ジョコビッチの次の相手に希望はあるのか? [フレンチ・オープン]

 ここで分かり切った疑問が浮かぶ。生涯を通して2度グランドスラム大会の試合で勝ったことのあるだけの男が、ジョコビッチ戦に向けて十分な自信と希望を保つことができるのだろうか? ジョコビッチはグランドスラム大会で292勝、フレンチ・オープンだけも70勝を挙げている。

「うーん、正直言ってそれはどうか分からないな」とガランは答えた。

 それから彼は昨年11月のデビスカップで元トップ10選手のダビド・ゴファン(ベルギー)と対戦する前に、どれほど「本当に、本当にナーバスになった」かについての話を語り始めた。
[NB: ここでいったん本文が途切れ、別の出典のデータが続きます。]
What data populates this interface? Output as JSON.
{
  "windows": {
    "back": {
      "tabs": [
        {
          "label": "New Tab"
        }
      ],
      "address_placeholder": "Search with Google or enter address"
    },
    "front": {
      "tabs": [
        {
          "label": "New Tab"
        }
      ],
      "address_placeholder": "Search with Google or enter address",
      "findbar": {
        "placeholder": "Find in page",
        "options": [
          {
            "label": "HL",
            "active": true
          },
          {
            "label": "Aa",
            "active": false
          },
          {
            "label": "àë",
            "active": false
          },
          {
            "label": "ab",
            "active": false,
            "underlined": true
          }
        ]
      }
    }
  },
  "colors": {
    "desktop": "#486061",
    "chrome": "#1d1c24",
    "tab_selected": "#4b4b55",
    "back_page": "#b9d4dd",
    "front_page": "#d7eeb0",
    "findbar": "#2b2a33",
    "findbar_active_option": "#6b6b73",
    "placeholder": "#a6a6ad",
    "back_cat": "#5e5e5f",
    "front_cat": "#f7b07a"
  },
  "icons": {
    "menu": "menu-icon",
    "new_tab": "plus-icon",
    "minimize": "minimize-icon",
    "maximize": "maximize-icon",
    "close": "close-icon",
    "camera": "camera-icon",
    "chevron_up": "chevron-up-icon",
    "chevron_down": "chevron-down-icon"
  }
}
「彼はゴファン、いつもテレビで見ている選手だ。僕はただコートに行き、彼が信じられないようなプレーをして僕を簡単に打ち破るだろうと予想していたんだ」とガランは回顧した。「でも結局のところ、彼らも同じ人間なんだ。彼らだってミスを犯すんだよ。そして彼らもカッとなったりするし、ベストを尽くそうとしている。それだけなんだ」。
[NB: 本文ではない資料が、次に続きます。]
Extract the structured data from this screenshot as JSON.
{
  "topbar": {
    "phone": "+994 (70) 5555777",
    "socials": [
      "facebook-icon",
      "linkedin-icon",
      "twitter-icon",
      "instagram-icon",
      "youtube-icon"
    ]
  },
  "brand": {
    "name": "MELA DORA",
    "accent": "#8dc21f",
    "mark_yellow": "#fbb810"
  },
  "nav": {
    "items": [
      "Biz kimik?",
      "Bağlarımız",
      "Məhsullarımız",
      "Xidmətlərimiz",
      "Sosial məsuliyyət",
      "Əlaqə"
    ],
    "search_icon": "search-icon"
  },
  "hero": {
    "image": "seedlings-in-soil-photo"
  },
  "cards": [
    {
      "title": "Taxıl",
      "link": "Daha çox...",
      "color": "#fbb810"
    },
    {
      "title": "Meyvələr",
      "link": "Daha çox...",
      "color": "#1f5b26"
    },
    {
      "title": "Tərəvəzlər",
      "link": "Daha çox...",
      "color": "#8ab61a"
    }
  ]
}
 それはインスピレーションを掻き立てる意味深いことに響いたが、結果を調べてみると彼はその試合でゴファンに敗れていた。それでも彼は、第1セットを取ることには成功した。

 少なくともガランは、ひとつ彼にとって有利に働く可能性がある要素を手にしている。彼は何年にも渡ってジョコビッチのプレーを研究してきた――「彼はいつもテレビに出ている。いつもセンターコートで、いつも決勝でプレーしているから」――が、その反対はないということだ。
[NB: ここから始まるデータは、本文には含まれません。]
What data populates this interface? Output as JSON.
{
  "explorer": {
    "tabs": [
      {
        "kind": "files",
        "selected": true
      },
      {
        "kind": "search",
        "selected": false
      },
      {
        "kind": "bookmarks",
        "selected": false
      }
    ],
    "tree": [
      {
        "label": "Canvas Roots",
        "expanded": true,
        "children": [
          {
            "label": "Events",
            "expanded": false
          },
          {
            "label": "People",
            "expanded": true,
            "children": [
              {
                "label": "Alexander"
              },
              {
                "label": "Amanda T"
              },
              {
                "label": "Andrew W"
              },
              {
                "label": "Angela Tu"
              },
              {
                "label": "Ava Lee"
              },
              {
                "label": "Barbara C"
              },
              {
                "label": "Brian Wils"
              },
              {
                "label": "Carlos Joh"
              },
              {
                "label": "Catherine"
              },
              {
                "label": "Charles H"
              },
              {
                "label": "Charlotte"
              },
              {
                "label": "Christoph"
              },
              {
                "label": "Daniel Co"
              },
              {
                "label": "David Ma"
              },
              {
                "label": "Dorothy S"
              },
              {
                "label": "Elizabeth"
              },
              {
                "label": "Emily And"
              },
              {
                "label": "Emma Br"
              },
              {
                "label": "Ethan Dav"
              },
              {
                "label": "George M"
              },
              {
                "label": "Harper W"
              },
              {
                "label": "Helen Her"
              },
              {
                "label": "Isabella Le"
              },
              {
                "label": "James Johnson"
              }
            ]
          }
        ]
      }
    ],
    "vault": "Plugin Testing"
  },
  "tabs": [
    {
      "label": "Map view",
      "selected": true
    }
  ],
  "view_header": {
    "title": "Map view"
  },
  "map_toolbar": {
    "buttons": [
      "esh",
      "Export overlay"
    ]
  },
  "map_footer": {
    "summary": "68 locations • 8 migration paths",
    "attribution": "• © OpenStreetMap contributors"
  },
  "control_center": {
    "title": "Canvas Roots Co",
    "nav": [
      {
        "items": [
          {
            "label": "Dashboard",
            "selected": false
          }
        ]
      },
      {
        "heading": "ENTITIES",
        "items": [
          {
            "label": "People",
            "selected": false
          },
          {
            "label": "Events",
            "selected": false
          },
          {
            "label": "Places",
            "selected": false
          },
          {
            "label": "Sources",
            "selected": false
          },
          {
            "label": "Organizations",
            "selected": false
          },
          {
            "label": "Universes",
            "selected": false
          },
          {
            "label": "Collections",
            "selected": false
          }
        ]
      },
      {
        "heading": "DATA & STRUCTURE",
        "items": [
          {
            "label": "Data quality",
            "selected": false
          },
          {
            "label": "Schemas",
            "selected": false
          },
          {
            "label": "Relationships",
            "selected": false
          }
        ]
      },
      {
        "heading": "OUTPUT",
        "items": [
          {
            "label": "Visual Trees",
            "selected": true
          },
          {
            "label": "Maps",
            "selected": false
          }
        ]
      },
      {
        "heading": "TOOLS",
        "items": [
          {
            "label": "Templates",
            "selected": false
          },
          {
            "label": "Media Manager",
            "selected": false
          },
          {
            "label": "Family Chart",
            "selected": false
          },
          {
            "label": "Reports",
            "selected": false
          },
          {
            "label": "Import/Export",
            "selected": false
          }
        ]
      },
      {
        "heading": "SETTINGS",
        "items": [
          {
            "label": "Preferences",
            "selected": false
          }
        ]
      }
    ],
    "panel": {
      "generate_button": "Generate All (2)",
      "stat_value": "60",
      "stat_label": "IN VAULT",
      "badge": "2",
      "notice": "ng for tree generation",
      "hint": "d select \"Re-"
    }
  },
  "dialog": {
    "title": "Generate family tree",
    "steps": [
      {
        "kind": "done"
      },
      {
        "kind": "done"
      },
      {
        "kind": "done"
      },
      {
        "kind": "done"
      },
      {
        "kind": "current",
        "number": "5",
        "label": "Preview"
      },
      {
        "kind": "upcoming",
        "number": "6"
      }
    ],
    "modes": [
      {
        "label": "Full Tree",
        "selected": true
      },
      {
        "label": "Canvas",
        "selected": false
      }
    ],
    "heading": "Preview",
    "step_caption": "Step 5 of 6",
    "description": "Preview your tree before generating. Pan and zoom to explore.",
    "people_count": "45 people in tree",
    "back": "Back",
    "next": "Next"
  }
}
「正直に言って、彼についてはあまりよく知らないんだ。彼のプレーを見たことは一度もない。だから当然、ビデオで彼の試合をチェックしてチームの皆と一緒に準備をするつもりだよ」とジョコビッチはコメントした。ジョコビッチは2016年にフレンチ・オープンで優勝し、生涯グランドスラムを達成していた。

 ジョコビッチに対して0勝3敗となった世界66位のべランキスはガランにどんなアドバイスを与えるかと尋ねられたとき、戦術的なことについて話す代わりに精神姿勢について言及した。

「あそこまで偉大で強大な選手、ATPランキング1位でグランドスラムで驚くほど多くのタイトルを獲った史上最高の選手のひとりと戦うんだ。アドバイスするとすれば彼の成し遂げた成績を相手にプレーしないこと、ただコートにいる選手とプレーするということだ」とべランキスは助言した。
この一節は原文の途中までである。